Mulher foi condenada a seis anos de reclusão por exigir R$ 32 mil de vítima para desfazer 'alguma coisa enterrada no cemitério' contra seus filhos
Em decisão unânime, a Sexta Turma do
Superior Tribunal de Justiça considerou que a ameaça de uso de ‘forças
espirituais’ para constranger alguém a entregar dinheiro é apta a caracterizar
o crime de extorsão – ainda que não tenha havido violência física ou outro tipo
de ameaça.
Com esse entendimento, seguindo o voto
do relator, ministro Rogerio Schietti Cruz, a turma negou provimento ao recurso
de uma mulher condenada por extorsão e estelionato.
As informações foram divulgadas no site
do STJ.
O caso ocorreu em São Paulo.
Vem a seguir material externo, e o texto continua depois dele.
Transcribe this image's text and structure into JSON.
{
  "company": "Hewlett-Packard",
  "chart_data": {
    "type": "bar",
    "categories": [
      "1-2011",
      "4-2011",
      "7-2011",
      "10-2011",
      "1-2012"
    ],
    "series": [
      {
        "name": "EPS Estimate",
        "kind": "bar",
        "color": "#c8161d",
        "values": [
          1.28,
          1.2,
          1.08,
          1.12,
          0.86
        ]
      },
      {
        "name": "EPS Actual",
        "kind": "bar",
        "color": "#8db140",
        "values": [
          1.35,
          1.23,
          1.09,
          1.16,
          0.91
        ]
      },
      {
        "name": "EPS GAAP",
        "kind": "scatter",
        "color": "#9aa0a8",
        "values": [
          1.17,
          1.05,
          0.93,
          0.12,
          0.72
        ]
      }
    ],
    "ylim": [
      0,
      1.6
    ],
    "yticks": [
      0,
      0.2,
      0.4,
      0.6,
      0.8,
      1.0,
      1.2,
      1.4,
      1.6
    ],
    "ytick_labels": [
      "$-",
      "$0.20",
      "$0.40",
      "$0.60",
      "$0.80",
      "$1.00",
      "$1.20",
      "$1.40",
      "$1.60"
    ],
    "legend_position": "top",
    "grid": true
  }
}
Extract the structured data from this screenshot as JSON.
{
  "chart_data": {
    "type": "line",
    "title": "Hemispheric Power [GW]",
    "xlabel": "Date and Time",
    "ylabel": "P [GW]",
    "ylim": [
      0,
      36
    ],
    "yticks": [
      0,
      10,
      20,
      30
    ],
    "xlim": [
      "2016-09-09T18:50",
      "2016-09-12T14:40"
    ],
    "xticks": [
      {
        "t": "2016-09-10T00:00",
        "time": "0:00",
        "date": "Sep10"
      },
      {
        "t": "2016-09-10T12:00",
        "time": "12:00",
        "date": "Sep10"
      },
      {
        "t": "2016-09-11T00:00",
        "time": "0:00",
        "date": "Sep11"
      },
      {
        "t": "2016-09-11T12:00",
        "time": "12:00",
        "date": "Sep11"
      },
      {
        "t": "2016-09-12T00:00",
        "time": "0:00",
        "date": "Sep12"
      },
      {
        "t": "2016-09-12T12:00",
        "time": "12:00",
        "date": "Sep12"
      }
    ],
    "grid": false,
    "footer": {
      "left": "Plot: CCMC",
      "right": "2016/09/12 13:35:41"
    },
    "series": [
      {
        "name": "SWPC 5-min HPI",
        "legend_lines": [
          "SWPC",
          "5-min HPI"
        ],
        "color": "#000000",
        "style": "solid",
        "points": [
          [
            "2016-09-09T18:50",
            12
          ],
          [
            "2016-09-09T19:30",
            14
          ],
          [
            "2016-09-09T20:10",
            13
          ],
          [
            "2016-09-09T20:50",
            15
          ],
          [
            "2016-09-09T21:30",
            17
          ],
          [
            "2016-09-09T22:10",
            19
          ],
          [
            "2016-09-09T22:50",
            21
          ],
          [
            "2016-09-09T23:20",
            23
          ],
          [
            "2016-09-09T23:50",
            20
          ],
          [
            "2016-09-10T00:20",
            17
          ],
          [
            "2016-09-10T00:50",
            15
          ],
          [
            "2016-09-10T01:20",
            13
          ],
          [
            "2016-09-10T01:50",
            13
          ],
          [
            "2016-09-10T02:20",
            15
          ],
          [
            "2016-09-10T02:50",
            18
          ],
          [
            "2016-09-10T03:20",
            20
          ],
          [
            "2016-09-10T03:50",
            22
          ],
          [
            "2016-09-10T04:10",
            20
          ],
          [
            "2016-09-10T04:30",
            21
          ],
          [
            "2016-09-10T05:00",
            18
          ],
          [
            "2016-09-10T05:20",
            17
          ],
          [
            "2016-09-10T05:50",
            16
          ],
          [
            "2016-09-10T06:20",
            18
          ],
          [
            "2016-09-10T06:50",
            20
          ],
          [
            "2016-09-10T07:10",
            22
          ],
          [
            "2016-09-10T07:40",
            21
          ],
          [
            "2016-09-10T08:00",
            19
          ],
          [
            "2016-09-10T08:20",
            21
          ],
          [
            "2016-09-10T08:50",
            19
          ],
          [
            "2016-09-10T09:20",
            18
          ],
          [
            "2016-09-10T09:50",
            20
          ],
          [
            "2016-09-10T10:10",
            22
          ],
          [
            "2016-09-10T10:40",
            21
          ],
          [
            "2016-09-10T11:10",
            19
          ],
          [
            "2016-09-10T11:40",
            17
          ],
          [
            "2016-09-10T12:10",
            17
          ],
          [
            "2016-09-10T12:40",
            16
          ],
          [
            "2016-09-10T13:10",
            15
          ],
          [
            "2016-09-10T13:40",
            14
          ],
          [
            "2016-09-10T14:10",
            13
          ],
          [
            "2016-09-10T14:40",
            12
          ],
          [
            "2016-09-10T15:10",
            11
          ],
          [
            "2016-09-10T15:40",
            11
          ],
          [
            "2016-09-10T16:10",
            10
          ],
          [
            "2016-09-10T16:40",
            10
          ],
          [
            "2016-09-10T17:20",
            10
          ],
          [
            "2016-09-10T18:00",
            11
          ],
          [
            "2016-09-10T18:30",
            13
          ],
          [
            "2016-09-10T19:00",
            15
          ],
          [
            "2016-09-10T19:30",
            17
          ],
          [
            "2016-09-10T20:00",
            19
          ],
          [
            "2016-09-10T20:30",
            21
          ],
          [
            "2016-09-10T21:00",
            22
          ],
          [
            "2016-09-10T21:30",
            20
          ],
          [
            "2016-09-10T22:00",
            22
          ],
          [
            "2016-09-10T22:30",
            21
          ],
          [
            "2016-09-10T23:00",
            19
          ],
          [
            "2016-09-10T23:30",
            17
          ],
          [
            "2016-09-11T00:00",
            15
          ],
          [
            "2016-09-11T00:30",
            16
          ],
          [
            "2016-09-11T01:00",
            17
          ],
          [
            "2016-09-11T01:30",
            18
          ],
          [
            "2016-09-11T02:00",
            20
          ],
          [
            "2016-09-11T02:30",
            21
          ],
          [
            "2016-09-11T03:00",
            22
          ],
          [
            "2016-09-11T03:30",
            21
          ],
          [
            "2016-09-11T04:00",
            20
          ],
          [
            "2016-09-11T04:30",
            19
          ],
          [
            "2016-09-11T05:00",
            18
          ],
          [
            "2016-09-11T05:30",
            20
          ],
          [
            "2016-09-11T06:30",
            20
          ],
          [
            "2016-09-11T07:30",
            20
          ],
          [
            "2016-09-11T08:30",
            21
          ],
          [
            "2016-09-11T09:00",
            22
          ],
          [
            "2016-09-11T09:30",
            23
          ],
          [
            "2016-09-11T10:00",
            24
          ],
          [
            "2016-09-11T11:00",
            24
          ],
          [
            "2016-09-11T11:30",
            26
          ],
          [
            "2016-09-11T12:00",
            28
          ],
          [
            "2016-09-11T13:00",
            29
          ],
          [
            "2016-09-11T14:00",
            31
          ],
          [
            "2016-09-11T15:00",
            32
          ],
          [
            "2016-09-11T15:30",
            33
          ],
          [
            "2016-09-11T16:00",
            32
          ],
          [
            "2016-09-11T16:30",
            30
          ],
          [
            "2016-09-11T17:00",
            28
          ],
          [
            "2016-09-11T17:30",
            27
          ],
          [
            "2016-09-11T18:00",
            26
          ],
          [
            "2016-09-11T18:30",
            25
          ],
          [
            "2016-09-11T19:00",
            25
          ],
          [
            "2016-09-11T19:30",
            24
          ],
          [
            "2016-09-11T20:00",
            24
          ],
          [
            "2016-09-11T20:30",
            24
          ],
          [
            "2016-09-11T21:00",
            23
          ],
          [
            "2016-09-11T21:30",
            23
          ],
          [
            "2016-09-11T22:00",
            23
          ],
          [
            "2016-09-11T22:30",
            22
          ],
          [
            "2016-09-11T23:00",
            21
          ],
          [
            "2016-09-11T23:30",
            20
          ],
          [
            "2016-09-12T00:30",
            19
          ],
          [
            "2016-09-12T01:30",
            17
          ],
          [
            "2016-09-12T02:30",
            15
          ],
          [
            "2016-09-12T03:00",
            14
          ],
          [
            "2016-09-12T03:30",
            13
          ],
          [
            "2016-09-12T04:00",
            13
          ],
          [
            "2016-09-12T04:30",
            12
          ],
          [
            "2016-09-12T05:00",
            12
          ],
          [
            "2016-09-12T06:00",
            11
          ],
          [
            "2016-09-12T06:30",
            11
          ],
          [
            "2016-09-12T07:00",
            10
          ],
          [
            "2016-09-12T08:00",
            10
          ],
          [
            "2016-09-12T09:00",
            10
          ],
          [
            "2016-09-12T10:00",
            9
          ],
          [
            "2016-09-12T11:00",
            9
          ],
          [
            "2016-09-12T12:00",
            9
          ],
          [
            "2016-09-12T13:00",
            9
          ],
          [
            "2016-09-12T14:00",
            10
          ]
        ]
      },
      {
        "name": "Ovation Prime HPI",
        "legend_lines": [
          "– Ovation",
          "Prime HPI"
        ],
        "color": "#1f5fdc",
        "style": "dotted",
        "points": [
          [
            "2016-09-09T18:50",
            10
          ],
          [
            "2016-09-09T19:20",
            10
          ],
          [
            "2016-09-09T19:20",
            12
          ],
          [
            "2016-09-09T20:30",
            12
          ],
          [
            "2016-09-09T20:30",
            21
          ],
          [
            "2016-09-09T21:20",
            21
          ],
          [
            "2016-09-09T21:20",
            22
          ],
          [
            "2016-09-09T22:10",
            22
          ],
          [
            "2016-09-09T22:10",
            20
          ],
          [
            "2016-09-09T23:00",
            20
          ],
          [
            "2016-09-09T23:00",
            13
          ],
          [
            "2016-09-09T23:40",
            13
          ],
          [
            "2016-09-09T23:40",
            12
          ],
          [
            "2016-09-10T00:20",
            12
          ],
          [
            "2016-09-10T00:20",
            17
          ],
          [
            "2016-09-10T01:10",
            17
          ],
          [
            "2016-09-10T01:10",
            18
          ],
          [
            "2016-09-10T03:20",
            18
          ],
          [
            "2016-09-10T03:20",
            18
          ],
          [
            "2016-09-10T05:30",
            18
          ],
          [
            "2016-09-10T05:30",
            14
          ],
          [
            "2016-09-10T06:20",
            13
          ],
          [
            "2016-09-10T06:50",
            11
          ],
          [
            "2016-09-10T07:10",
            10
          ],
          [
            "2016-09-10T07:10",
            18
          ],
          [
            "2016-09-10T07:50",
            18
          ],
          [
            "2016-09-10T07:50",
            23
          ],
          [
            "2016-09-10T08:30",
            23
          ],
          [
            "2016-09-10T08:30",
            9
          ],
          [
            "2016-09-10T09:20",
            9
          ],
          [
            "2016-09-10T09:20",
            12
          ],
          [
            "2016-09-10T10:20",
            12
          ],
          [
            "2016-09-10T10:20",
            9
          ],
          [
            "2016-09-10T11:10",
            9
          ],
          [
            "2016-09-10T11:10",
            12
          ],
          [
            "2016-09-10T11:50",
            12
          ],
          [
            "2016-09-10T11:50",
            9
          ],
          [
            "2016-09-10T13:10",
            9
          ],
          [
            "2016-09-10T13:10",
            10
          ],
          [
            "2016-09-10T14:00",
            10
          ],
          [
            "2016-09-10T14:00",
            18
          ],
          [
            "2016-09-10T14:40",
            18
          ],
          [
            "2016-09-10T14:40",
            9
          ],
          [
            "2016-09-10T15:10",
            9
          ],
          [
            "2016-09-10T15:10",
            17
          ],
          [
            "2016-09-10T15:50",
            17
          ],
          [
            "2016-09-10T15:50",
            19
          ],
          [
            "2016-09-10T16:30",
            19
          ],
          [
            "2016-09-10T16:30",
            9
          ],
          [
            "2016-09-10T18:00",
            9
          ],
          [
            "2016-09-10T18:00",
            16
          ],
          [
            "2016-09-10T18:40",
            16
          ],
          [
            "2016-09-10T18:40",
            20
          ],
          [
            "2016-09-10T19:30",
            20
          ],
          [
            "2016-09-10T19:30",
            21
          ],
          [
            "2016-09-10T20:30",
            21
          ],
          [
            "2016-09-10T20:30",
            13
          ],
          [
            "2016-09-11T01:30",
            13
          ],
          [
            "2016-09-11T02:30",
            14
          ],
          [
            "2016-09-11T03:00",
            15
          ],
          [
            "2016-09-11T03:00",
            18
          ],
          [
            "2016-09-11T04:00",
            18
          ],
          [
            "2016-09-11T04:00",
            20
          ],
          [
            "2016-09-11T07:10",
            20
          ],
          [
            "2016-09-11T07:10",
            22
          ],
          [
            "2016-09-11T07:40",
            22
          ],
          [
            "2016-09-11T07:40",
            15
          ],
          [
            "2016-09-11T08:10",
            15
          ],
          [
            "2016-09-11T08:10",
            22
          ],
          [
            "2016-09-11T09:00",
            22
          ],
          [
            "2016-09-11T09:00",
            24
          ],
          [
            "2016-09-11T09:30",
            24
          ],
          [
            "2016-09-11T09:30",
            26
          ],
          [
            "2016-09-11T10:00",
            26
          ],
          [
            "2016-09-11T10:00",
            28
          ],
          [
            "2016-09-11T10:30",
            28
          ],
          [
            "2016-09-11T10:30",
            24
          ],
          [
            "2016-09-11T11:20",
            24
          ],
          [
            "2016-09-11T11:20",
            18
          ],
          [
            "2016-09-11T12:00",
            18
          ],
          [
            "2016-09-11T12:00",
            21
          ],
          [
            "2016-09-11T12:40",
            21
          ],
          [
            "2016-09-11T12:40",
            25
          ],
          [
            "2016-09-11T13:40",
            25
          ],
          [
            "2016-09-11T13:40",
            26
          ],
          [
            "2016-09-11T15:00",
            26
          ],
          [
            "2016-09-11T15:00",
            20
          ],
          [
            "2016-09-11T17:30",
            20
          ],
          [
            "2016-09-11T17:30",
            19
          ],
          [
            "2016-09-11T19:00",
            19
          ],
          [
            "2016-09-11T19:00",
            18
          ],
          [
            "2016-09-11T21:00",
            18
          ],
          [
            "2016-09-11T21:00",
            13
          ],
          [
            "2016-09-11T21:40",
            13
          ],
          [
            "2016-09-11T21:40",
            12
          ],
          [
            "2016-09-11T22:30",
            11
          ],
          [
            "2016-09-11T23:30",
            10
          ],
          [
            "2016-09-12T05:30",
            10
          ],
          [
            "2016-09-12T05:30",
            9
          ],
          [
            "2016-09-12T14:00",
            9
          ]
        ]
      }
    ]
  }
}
De acordo
com o processo, a vítima contratou os serviços da acusada para realizar
‘trabalhos espirituais de cura’.
A ré teria induzido a vítima a erro e,
por meio de atos de curandeirismo, obtido vantagens financeiras de mais
de R$ 15 mil.
Tempos depois, quando a vítima passou a
se recusar a dar mais dinheiro, a mulher a ameaçou, segundo o processo.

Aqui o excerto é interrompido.